Cronberry Eglinton
- Full name: Cronberry Eglinton Football Club
- Founded: 1885
- Dissolved: 1932
- Ground: Derrens Holm (1885–1895) Mortonmuir Park (1895–1932)
- League: South of Scotland Football League (1892–1893) Cumnock and District Junior League (1907–1914) South Ayrshire Junior League (1921–1932)
| Home colours |

= Cronberry Eglinton F.C. =

Former association football club in Scotland

Cronberry Eglinton Football Club was a football team based in the now tiny hamlet of Cronberry in East Ayrshire, Scotland.

The club was originally formed as a junior side in 1885 but between the years of 1891 and 1895 Eglinton were registered as a senior club with the Scottish FA and permitted to enter the Scottish Cup. In 1892 they were founder members of the first but ill-fated South of Scotland Football League. They were also founder members of the Ayrshire Junior Football Association in 1889.

Eglinton had been preceded by an earlier club, Cronberry FC which was formed in 1880 but folded just two years later.

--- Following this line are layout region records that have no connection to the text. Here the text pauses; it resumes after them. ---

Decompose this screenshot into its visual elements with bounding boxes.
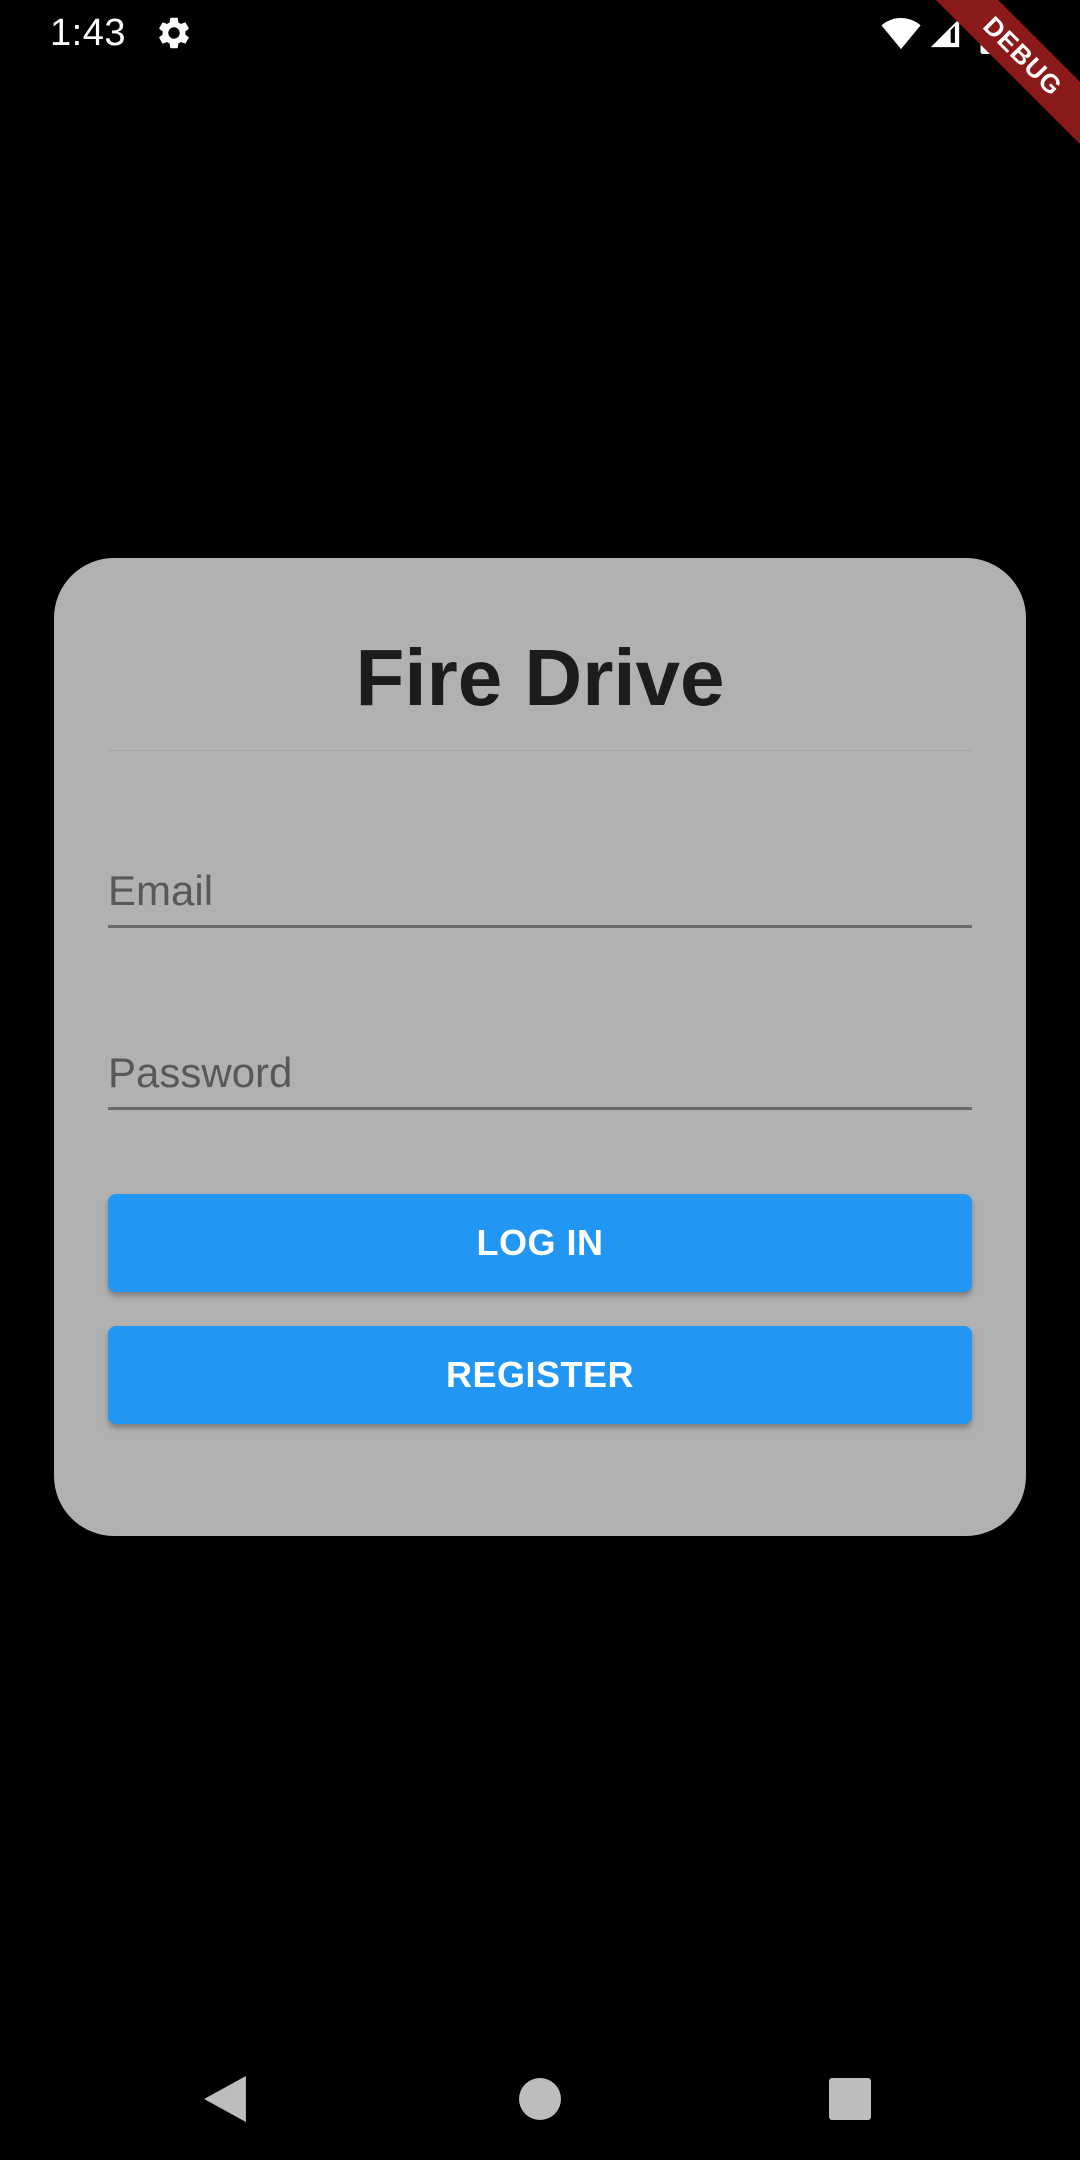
navigation-bar (0, 2034, 1080, 2160)
login-screen: 1:43 DEBUG Fire Drive LOG IN REGISTER (0, 0, 1080, 2160)
recents-icon[interactable] (829, 2078, 871, 2120)
status-time: 1:43 (50, 12, 126, 54)
login-button[interactable]: LOG IN (108, 1194, 972, 1292)
home-icon[interactable] (519, 2078, 561, 2120)
password-underline (108, 1107, 972, 1110)
wifi-icon (881, 18, 921, 50)
back-icon[interactable] (204, 2076, 246, 2122)
status-bar: 1:43 (0, 0, 1080, 66)
password-field (108, 1000, 972, 1126)
email-field (108, 818, 972, 944)
register-button[interactable]: REGISTER (108, 1326, 972, 1424)
settings-gear-icon (159, 17, 189, 49)
email-underline (108, 925, 972, 928)
title-divider (108, 750, 972, 751)
app-title: Fire Drive (355, 633, 725, 722)
login-card: Fire Drive LOG IN REGISTER (54, 558, 1026, 1536)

In the early years Cronberry played in navy & white striped shirts with navy shorts but after 1895, and to mark a return to junior status, changed to black & white.

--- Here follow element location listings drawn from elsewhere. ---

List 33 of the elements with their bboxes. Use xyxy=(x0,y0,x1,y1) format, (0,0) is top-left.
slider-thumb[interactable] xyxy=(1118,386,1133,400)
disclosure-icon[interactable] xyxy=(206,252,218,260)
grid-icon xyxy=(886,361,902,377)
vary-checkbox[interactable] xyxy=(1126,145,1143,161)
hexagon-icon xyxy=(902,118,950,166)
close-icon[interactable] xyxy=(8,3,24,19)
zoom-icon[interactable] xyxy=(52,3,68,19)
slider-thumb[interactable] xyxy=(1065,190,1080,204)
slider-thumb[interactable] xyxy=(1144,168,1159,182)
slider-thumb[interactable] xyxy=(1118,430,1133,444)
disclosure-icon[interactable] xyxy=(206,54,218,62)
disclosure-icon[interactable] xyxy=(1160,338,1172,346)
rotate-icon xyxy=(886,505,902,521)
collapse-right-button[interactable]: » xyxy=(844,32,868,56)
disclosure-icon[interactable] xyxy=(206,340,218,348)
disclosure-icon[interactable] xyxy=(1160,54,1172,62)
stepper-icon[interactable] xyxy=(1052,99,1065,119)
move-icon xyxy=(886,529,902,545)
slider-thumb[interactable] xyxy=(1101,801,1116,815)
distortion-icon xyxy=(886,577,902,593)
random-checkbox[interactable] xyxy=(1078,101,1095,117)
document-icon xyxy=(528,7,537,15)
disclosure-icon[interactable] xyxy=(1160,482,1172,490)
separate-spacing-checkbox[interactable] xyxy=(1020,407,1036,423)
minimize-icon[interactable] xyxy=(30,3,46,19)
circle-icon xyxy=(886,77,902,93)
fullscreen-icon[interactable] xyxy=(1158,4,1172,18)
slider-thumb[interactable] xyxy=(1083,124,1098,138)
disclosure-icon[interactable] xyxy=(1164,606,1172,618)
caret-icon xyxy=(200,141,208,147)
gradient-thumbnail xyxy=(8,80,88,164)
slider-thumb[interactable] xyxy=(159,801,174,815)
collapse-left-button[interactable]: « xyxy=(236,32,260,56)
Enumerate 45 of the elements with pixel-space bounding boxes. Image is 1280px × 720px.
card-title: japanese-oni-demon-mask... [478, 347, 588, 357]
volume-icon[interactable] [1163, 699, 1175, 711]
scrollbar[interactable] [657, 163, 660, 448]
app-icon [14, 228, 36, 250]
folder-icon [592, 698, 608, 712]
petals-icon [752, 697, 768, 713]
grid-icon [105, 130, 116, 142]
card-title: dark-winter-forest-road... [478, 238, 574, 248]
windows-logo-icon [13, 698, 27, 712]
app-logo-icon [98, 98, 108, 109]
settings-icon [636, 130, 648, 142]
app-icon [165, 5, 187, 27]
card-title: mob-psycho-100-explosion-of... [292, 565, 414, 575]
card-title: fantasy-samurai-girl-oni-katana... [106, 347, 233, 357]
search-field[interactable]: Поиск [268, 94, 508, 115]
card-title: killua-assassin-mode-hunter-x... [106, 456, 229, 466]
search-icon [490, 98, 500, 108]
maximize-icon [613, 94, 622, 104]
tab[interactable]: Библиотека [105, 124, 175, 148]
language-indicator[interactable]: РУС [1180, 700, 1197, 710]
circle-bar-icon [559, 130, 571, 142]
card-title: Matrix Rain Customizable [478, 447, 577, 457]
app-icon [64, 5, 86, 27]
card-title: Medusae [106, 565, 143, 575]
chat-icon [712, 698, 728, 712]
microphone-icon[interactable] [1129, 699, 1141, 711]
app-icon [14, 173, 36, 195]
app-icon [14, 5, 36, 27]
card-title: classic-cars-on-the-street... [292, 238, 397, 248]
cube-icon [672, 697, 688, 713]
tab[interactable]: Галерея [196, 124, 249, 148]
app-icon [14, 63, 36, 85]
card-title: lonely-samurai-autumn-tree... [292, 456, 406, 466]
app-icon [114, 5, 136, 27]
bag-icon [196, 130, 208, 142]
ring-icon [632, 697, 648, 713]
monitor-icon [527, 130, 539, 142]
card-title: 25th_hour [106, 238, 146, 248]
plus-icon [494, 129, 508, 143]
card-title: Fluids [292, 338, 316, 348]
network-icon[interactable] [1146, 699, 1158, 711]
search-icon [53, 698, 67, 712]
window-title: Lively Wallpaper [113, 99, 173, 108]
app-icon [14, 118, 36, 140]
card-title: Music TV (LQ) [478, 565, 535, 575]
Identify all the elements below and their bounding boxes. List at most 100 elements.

The football club took its unusual suffix from the Eglinton Iron Company who developed the villages of Lugar and Cronberry in the 1840s to provide housing for workers at the nearby colliery and ironworks.

During the 1920s many of the pits in the East Ayrshire coalfield closed down and the men moved away in search of work. In 1928 the Eglinton Iron Company, by then owned by William Baird & Co, closed leaving the local economy decimated.

Cronberry Eglinton FC survived until the South Ayrshire Junior Football League collapsed in 1932.

==Honours==
- South Ayrshire Junior Football League Champions, 1927–28

==Famous Players==
Glenbuck-born Bill Shankly began his footballing career as a right-half for Cronberry Eglinton FC in 1931–32 season following of the demise of his home town side, the legendary Glenbuck Cherrypickers in 1930.